下一刻,紀欣卻完完全全地被驚呆了,因為在她攙扶目羽峰的時候,目羽峰竟然下意識地躲了躲,雖然沒有躲開,可意圖已經很明顯,更有甚者,他還看著紀欣問了句:“你是誰?”


    紀欣隻覺得從頭頂涼到了腳底,他這是怎麽了?傻了嗎?


    紀欣的聲音都有些顫抖道:“你…你不記得我了?我是紀欣啊!”


    目羽峰皺眉想了想,突然一笑道:“哦…紀欣,我想起來了。”


    紀欣聞言終於鬆了口氣,他應該是昏迷的時間太久,腦子有些不靈光了。


    可仿佛一盆涼水又接著澆到了她的頭頂,因為目羽峰又問道:“你爺爺還好吧?他也來了嗎?”


    紀欣的身體僵住了,爺爺?她的爺爺早死了,她甚至都沒見過自己的爺爺。


    目羽峰全然未覺,道:“呃…你先鬆開手,我要站起來。”


    紀欣恍若未聞。


    目羽峰直接拉開了她的手,晃晃悠悠地站了起來,慢慢活動了一下身體,感覺非常虛弱,又閉上眼睛,低著頭仔細感覺了一番。

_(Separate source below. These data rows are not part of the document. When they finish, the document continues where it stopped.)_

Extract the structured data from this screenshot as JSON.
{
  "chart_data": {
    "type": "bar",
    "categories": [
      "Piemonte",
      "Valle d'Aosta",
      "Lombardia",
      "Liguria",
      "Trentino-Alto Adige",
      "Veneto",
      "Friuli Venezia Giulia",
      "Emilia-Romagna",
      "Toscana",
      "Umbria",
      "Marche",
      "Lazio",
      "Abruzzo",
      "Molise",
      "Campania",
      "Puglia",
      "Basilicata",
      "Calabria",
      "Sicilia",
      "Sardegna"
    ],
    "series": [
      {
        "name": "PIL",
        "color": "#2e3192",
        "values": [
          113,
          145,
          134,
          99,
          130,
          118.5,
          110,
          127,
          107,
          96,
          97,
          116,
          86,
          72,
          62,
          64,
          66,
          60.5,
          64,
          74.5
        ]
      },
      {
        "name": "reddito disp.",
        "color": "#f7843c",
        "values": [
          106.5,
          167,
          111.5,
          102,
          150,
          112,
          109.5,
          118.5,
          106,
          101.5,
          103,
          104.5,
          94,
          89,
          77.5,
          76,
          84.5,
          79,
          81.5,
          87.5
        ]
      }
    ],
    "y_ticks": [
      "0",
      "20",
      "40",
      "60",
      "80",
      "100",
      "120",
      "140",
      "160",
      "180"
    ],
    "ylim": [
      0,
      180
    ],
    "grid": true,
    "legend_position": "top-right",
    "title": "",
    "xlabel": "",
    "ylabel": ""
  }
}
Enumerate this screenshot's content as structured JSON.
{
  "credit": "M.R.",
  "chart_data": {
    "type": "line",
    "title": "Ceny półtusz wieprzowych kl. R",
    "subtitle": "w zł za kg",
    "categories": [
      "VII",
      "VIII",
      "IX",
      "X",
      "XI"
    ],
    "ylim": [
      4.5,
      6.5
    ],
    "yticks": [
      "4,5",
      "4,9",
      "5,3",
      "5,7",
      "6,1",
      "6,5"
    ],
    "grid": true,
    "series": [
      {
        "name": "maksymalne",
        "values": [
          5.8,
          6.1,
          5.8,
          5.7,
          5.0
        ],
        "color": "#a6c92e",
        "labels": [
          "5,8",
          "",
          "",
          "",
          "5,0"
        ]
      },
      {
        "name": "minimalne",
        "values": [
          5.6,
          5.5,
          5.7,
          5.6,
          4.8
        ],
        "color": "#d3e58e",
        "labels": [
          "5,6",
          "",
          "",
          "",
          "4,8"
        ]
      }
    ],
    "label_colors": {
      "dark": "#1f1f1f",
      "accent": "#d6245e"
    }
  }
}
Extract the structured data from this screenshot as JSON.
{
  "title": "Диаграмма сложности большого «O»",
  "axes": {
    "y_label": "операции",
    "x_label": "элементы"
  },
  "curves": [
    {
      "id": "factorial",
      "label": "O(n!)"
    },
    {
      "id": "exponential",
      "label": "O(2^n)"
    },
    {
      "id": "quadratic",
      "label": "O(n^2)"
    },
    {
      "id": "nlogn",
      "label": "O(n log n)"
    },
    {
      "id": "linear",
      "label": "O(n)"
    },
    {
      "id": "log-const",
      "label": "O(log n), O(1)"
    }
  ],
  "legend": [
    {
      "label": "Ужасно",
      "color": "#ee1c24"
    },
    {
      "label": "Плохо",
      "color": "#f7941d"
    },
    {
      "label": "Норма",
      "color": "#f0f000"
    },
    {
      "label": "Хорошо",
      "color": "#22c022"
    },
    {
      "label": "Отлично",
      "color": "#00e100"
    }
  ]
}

    他如今的識海已經完全成熟,感覺起來就像一大片水,這一片水籠罩的範圍很大,半徑足足有三百丈,這也就是他的神識感知範圍,可比普通剛踏入神海期的修者多出百丈左右。


    這樣的結果跟他修煉魔氣有關,跟他修煉冥行術有關,還跟骨中虛教他精神力修煉之法有關,而最主要的,還要數這次失敗的晉升。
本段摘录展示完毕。